The Waking Dead of Hrafnkell's Saga

Fljótsdalur, East Iceland

East Iceland's Fljótsdalur valley has a tradition of the aptrganga — the walking dead — documented in the sagas and in oral tradition continuing to the present. The dead who walk here are not passive; they kill and must be physically subdued.

The aptrganga — literally 'again-goer,' the one who goes again — is the Norse and Icelandic form of the revenant: the dead who walk. Unlike the modern zombie, the aptrganga is fully himself in death — retaining personality, purpose, and strength, but amplified. He is, in most accounts, stronger, harder to kill, and more deliberate than in life. Fljótsdalur in East Iceland has the densest saga-period documentation of aptrganga activity. The 10th century sagas that involve the area describe multiple cases of the walking dead — most extensively in Eyrbyggja saga, which gives a detailed account of a haunting at the farm of Fróðá that lasted a full winter and killed multiple people.

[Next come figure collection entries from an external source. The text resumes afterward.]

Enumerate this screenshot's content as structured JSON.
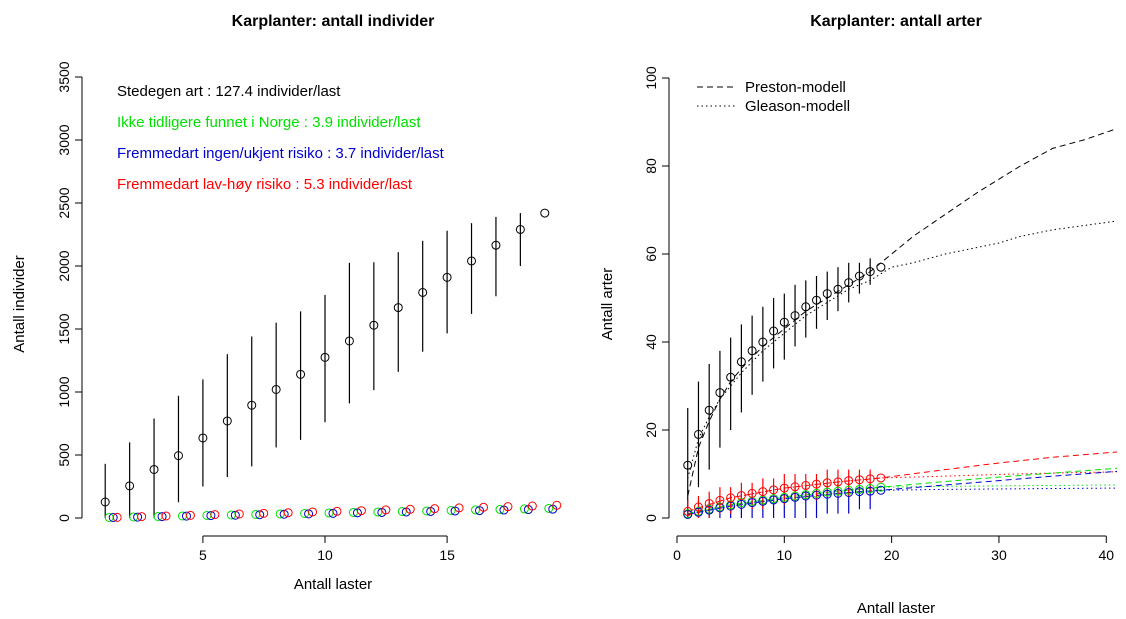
{
  "chart_data": [
    {
      "type": "scatter",
      "title": "Karplanter: antall individer",
      "xlabel": "Antall laster",
      "ylabel": "Antall individer",
      "xlim": [
        0.5,
        19.5
      ],
      "ylim": [
        0,
        3500
      ],
      "xticks": [
        5,
        10,
        15
      ],
      "yticks": [
        0,
        500,
        1000,
        1500,
        2000,
        2500,
        3000,
        3500
      ],
      "grid": false,
      "legend_position": "top-left",
      "legend": [
        {
          "label": "Stedegen art : 127.4 individer/last",
          "color": "#000000"
        },
        {
          "label": "Ikke tidligere funnet i Norge : 3.9 individer/last",
          "color": "#00e000"
        },
        {
          "label": "Fremmedart ingen/ukjent risiko : 3.7 individer/last",
          "color": "#0000cc"
        },
        {
          "label": "Fremmedart lav-høy risiko : 5.3 individer/last",
          "color": "#ff0000"
        }
      ],
      "series": [
        {
          "color": "#000000",
          "x": [
            1,
            2,
            3,
            4,
            5,
            6,
            7,
            8,
            9,
            10,
            11,
            12,
            13,
            14,
            15,
            16,
            17,
            18,
            19
          ],
          "y": [
            127,
            255,
            385,
            495,
            635,
            770,
            895,
            1020,
            1140,
            1275,
            1405,
            1530,
            1670,
            1790,
            1910,
            2040,
            2165,
            2290,
            2420
          ],
          "err_low": [
            0,
            0,
            0,
            125,
            250,
            325,
            410,
            560,
            620,
            760,
            910,
            1015,
            1160,
            1320,
            1465,
            1620,
            1760,
            2000,
            null
          ],
          "err_high": [
            430,
            600,
            790,
            970,
            1100,
            1300,
            1440,
            1550,
            1640,
            1770,
            2025,
            2030,
            2110,
            2200,
            2280,
            2340,
            2390,
            2420,
            null
          ]
        },
        {
          "color": "#00e000",
          "x": [
            1,
            2,
            3,
            4,
            5,
            6,
            7,
            8,
            9,
            10,
            11,
            12,
            13,
            14,
            15,
            16,
            17,
            18,
            19
          ],
          "y": [
            4,
            8,
            12,
            16,
            20,
            24,
            28,
            32,
            36,
            40,
            44,
            48,
            52,
            56,
            60,
            64,
            68,
            72,
            76
          ]
        },
        {
          "color": "#0000cc",
          "x": [
            1,
            2,
            3,
            4,
            5,
            6,
            7,
            8,
            9,
            10,
            11,
            12,
            13,
            14,
            15,
            16,
            17,
            18,
            19
          ],
          "y": [
            4,
            7,
            11,
            15,
            19,
            22,
            26,
            30,
            33,
            37,
            41,
            44,
            48,
            52,
            56,
            59,
            63,
            67,
            70
          ]
        },
        {
          "color": "#ff0000",
          "x": [
            1,
            2,
            3,
            4,
            5,
            6,
            7,
            8,
            9,
            10,
            11,
            12,
            13,
            14,
            15,
            16,
            17,
            18,
            19
          ],
          "y": [
            5,
            11,
            16,
            21,
            27,
            32,
            37,
            42,
            48,
            53,
            58,
            64,
            69,
            74,
            80,
            85,
            90,
            95,
            101
          ]
        }
      ]
    },
    {
      "type": "line",
      "title": "Karplanter: antall arter",
      "xlabel": "Antall laster",
      "ylabel": "Antall arter",
      "xlim": [
        0,
        41
      ],
      "ylim": [
        0,
        100
      ],
      "xticks": [
        0,
        10,
        20,
        30,
        40
      ],
      "yticks": [
        0,
        20,
        40,
        60,
        80,
        100
      ],
      "grid": false,
      "legend_position": "top-left",
      "legend": [
        {
          "label": "Preston-modell",
          "style": "dashed"
        },
        {
          "label": "Gleason-modell",
          "style": "dotted"
        }
      ],
      "observed": [
        {
          "color": "#000000",
          "x": [
            1,
            2,
            3,
            4,
            5,
            6,
            7,
            8,
            9,
            10,
            11,
            12,
            13,
            14,
            15,
            16,
            17,
            18,
            19
          ],
          "y": [
            12,
            19,
            24.5,
            28.5,
            32,
            35.5,
            38,
            40,
            42.5,
            44.5,
            46,
            48,
            49.5,
            51,
            52,
            53.5,
            55,
            56,
            57
          ],
          "err_low": [
            0,
            7,
            11,
            16,
            20,
            24,
            28,
            31,
            34,
            36,
            39,
            41,
            43,
            45,
            47,
            49,
            51,
            53,
            null
          ],
          "err_high": [
            25,
            31,
            35,
            38,
            41,
            44,
            46,
            48,
            50,
            51,
            53,
            54,
            55,
            56,
            57,
            58,
            58,
            59,
            null
          ]
        },
        {
          "color": "#00e000",
          "x": [
            1,
            2,
            3,
            4,
            5,
            6,
            7,
            8,
            9,
            10,
            11,
            12,
            13,
            14,
            15,
            16,
            17,
            18,
            19
          ],
          "y": [
            1,
            1.5,
            2,
            2.5,
            3,
            3.5,
            3.8,
            4.1,
            4.4,
            4.7,
            5,
            5.3,
            5.6,
            5.9,
            6.1,
            6.3,
            6.5,
            6.7,
            7
          ]
        },
        {
          "color": "#0000cc",
          "x": [
            1,
            2,
            3,
            4,
            5,
            6,
            7,
            8,
            9,
            10,
            11,
            12,
            13,
            14,
            15,
            16,
            17,
            18,
            19
          ],
          "y": [
            0.8,
            1.3,
            1.8,
            2.3,
            2.7,
            3.1,
            3.5,
            3.8,
            4.1,
            4.4,
            4.7,
            5,
            5.2,
            5.4,
            5.6,
            5.8,
            6,
            6.1,
            6.3
          ],
          "err_low": [
            0,
            0,
            0,
            0,
            0,
            0,
            0,
            0,
            0,
            0,
            0,
            0,
            0,
            1,
            1,
            1,
            2,
            2,
            null
          ],
          "err_high": [
            3,
            4,
            4,
            5,
            5,
            6,
            6,
            6,
            7,
            7,
            7,
            7,
            7,
            7,
            8,
            8,
            8,
            8,
            null
          ]
        },
        {
          "color": "#ff0000",
          "x": [
            1,
            2,
            3,
            4,
            5,
            6,
            7,
            8,
            9,
            10,
            11,
            12,
            13,
            14,
            15,
            16,
            17,
            18,
            19
          ],
          "y": [
            1.5,
            2.5,
            3.3,
            4,
            4.6,
            5.1,
            5.6,
            6,
            6.4,
            6.8,
            7.1,
            7.4,
            7.7,
            8,
            8.2,
            8.5,
            8.7,
            8.9,
            9.1
          ],
          "err_low": [
            0,
            0,
            0,
            1,
            1,
            2,
            2,
            2,
            3,
            3,
            4,
            4,
            4,
            5,
            5,
            5,
            6,
            6,
            null
          ],
          "err_high": [
            4,
            5,
            6,
            7,
            7,
            8,
            8,
            9,
            9,
            10,
            10,
            10,
            10,
            11,
            11,
            11,
            11,
            11,
            null
          ]
        }
      ],
      "models": [
        {
          "model": "Preston",
          "color": "#000000",
          "x": [
            1,
            2,
            3,
            4,
            5,
            6,
            8,
            10,
            12,
            14,
            16,
            18,
            20,
            22,
            25,
            28,
            30,
            32,
            35,
            38,
            41
          ],
          "y": [
            5,
            16,
            22,
            27,
            31,
            34,
            39,
            43,
            47,
            50,
            53,
            56,
            60,
            64,
            69,
            74,
            77,
            80,
            84,
            86,
            88.5
          ]
        },
        {
          "model": "Gleason",
          "color": "#000000",
          "x": [
            1,
            2,
            3,
            4,
            5,
            6,
            8,
            10,
            12,
            14,
            16,
            18,
            20,
            22,
            25,
            28,
            30,
            32,
            35,
            38,
            41
          ],
          "y": [
            9,
            18,
            23,
            27,
            30,
            33,
            38,
            42,
            46,
            49,
            52,
            54,
            57,
            58,
            60,
            61.5,
            62.5,
            64,
            65.5,
            66.5,
            67.5
          ]
        },
        {
          "model": "Preston",
          "color": "#ff0000",
          "x": [
            1,
            5,
            10,
            15,
            19,
            25,
            30,
            35,
            41
          ],
          "y": [
            1.5,
            4.6,
            6.8,
            8.2,
            9.1,
            11,
            12.5,
            13.8,
            15
          ]
        },
        {
          "model": "Gleason",
          "color": "#ff0000",
          "x": [
            1,
            5,
            10,
            15,
            19,
            25,
            30,
            35,
            41
          ],
          "y": [
            1.5,
            4.6,
            6.8,
            8.2,
            9.1,
            9.5,
            9.9,
            10.2,
            10.5
          ]
        },
        {
          "model": "Preston",
          "color": "#00e000",
          "x": [
            1,
            5,
            10,
            15,
            19,
            25,
            30,
            35,
            41
          ],
          "y": [
            1,
            3,
            4.7,
            6.1,
            7,
            8.3,
            9.3,
            10.2,
            11.3
          ]
        },
        {
          "model": "Gleason",
          "color": "#00e000",
          "x": [
            1,
            5,
            10,
            15,
            19,
            25,
            30,
            35,
            41
          ],
          "y": [
            1,
            3,
            4.7,
            6.1,
            7,
            7.2,
            7.3,
            7.4,
            7.5
          ]
        },
        {
          "model": "Preston",
          "color": "#0000cc",
          "x": [
            1,
            5,
            10,
            15,
            19,
            25,
            30,
            35,
            41
          ],
          "y": [
            0.8,
            2.7,
            4.4,
            5.6,
            6.3,
            7.5,
            8.5,
            9.5,
            10.6
          ]
        },
        {
          "model": "Gleason",
          "color": "#0000cc",
          "x": [
            1,
            5,
            10,
            15,
            19,
            25,
            30,
            35,
            41
          ],
          "y": [
            0.8,
            2.7,
            4.4,
            5.6,
            6.3,
            6.5,
            6.6,
            6.7,
            6.8
          ]
        }
      ]
    }
  ]
}
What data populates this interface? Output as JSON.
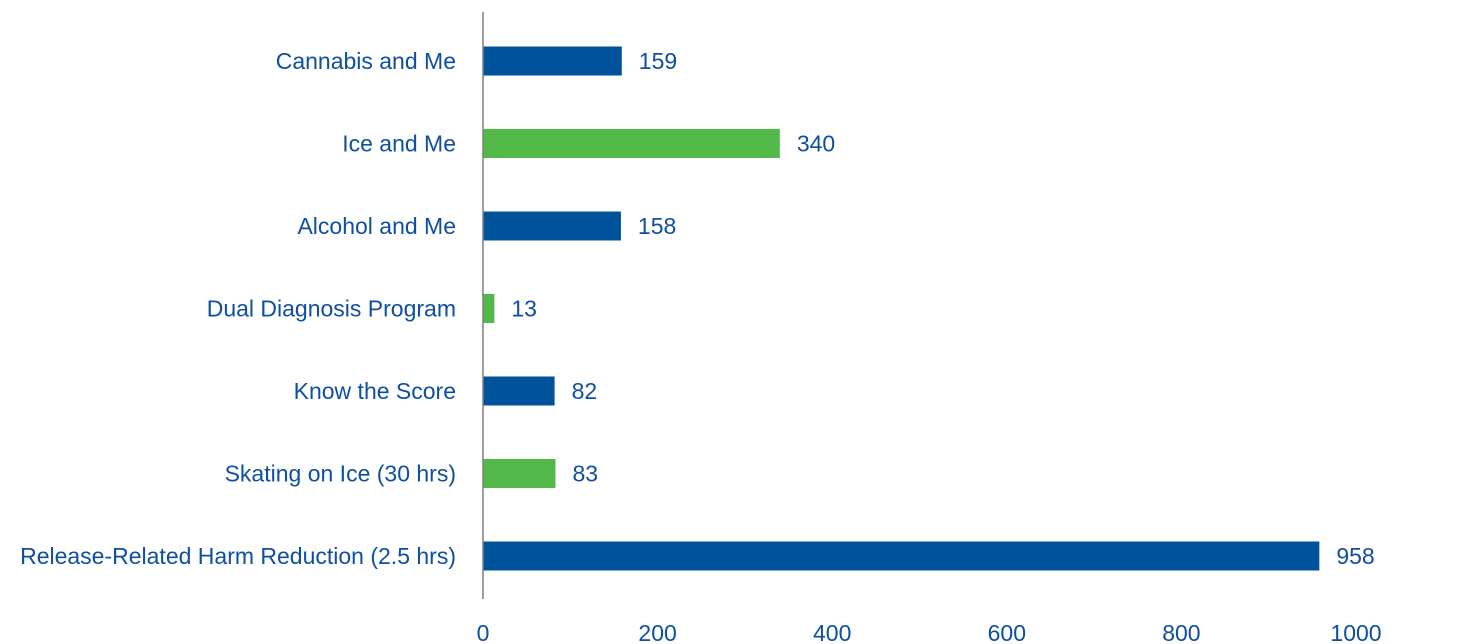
{
  "chart_data": {
    "type": "bar",
    "orientation": "horizontal",
    "categories": [
      "Cannabis and Me",
      "Ice and Me",
      "Alcohol and Me",
      "Dual Diagnosis Program",
      "Know the Score",
      "Skating on Ice (30 hrs)",
      "Release-Related Harm Reduction (2.5 hrs)"
    ],
    "values": [
      159,
      340,
      158,
      13,
      82,
      83,
      958
    ],
    "bar_colors": [
      "#00529B",
      "#52B848",
      "#00529B",
      "#52B848",
      "#00529B",
      "#52B848",
      "#00529B"
    ],
    "xlim": [
      0,
      1000
    ],
    "xticks": [
      0,
      200,
      400,
      600,
      800,
      1000
    ],
    "tick_labels": [
      "0",
      "200",
      "400",
      "600",
      "800",
      "1000"
    ],
    "data_labels": [
      "159",
      "340",
      "158",
      "13",
      "82",
      "83",
      "958"
    ],
    "title": "",
    "xlabel": "",
    "ylabel": "",
    "grid": false,
    "legend": "none",
    "text_color": "#0F4FA0",
    "axis_color": "#7F7F7F"
  }
}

The method of stopping an aptrganga is specific and physical: you cannot simply pray them to rest. You must exhume the body, decapitate it, and burn it separately from the trunk. The ashes must be scattered in the sea or a river — not on land where they can reassemble. Several sagas describe the aptrganga fighting back during the exhumation. The oral tradition in East Iceland treats the aptrganga as historical fact rather than legend. Farmsteads in the valley have specific traditions about particular draugar — their own version of the word — that had to be dealt with in specific centuries. The methods are described in detail that suggests practical experience. The last documented East Iceland aptrganga case in the oral tradition dates from approximately 1850.